Sunday, 13 July 2014

Rare Colour Morphs

If you hang about around the car park at the Village Hall for long enough, you may be lucky enough to see the white squirrel shown below.  Trevor Buttle spotted this rare albino squirrel recently and conveniently had his camera to hand.  Apparently the birth of an albino squirrel is a one in 100,000 chance according to wildlife experts.  Just who those experts are, and how they came up with such a suspiciously round figure is unclear, but it's a figure widely quoted when white squirrel sightings are noted on the internet.  I've seen a white squirrel but I'm sure I've not seen 100,000 grey squirrels - maybe I'm just lucky.

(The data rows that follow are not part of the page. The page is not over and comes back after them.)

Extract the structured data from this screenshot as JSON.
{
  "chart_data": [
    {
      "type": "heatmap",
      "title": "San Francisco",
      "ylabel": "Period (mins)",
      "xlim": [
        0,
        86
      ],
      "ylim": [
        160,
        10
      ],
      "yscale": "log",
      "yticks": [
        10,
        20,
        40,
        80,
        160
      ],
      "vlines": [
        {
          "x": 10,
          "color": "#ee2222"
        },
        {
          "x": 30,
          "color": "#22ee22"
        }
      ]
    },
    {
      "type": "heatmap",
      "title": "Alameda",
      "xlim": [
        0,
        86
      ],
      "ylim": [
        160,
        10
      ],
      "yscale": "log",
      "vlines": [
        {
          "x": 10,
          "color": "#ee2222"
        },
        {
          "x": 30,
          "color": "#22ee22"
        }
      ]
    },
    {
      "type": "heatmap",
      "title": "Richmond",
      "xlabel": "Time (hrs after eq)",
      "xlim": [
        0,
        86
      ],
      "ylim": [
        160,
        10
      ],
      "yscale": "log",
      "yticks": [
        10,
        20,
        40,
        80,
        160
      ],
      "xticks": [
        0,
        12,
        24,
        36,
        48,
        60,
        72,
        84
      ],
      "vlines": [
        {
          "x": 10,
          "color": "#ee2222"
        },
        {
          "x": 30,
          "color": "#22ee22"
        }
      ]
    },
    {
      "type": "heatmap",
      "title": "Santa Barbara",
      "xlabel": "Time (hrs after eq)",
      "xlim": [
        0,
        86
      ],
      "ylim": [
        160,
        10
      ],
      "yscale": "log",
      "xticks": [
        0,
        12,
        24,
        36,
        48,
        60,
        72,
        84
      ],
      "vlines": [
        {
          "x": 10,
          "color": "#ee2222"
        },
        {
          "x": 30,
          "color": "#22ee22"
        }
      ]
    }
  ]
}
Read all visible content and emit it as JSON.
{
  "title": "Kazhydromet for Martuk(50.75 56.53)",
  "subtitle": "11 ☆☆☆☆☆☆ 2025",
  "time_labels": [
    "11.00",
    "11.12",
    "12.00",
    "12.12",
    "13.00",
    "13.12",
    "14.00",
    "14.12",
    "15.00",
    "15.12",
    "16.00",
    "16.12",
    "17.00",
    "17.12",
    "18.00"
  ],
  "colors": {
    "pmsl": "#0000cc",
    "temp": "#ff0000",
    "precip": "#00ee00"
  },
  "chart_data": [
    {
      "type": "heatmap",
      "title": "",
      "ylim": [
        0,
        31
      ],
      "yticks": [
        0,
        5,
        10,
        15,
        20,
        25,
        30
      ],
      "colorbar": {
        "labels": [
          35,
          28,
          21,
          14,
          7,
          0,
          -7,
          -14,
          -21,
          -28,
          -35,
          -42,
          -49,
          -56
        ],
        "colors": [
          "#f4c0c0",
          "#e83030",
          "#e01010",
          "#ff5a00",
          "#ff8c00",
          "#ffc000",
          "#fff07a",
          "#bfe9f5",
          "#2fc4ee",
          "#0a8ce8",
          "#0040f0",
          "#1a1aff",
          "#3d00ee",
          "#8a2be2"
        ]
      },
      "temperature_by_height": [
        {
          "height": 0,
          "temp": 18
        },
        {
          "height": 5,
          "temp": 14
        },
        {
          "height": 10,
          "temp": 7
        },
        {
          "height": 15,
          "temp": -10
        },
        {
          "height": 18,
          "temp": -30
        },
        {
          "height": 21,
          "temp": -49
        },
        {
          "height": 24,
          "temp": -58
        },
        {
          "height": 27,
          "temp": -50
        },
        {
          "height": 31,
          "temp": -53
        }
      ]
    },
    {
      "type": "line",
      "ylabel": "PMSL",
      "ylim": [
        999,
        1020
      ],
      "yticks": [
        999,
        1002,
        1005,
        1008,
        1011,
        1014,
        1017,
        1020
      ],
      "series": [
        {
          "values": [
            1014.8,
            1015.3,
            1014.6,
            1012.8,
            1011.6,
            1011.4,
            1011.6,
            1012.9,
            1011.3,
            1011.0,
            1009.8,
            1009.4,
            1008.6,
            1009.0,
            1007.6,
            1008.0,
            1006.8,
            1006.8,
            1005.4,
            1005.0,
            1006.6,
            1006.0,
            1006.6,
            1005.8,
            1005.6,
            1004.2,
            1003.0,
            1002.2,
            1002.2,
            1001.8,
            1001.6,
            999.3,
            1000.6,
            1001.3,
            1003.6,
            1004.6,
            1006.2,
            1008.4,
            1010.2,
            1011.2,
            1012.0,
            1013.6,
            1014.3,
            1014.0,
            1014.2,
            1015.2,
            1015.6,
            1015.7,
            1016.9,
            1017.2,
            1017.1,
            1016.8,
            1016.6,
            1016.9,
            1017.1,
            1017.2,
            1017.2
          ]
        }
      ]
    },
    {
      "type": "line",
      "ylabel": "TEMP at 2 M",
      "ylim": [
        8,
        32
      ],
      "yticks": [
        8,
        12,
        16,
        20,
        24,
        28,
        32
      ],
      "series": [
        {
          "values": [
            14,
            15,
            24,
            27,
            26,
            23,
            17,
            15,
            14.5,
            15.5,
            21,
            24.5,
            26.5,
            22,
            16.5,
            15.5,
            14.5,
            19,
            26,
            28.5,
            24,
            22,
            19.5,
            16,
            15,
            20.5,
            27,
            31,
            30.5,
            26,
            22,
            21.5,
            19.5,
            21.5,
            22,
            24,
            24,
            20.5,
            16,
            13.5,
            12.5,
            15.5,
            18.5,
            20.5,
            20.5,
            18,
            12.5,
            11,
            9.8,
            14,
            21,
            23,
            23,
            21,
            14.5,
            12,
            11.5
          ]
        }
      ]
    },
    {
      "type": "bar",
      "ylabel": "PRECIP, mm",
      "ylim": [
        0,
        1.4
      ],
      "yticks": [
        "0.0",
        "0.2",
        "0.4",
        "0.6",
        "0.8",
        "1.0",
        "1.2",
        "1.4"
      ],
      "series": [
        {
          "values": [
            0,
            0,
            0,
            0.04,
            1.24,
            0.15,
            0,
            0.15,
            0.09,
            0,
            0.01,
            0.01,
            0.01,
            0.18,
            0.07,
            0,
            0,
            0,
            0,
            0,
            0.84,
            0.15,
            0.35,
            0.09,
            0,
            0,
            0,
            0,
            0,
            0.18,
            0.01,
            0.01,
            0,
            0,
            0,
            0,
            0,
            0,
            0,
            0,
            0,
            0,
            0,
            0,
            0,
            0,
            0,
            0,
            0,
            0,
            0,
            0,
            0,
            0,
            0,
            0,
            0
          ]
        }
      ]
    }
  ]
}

White (Grey) Squirrel - Sciurus carolinensis
While out looking for bumblebees carrying pollen recently, in the Dungeness area, I found what I thought was another rare colour morph, only this time from the insect world.  I thought it was the pink form of the Meadow Grasshopper (Chorthippus parallelus).  Some sources say that pink grasshoppers are not rare but that all meadow grasshopper nymphs are pink (this one is a nymph), and only rarely is the pink colour carried over into adulthood, and then only to females.  However, when I came to check the photo more carefully, I realized that it wasn't a Meadow Grasshopper, but a Field Grasshopper.  (Very subtle naming there!) The Field Grasshopper (Chorthippus brunneus) ranges from buff-coloured through to purple with many shades in between, so pink is not in the least unusual.  But I thought you may like to see the photo anyway.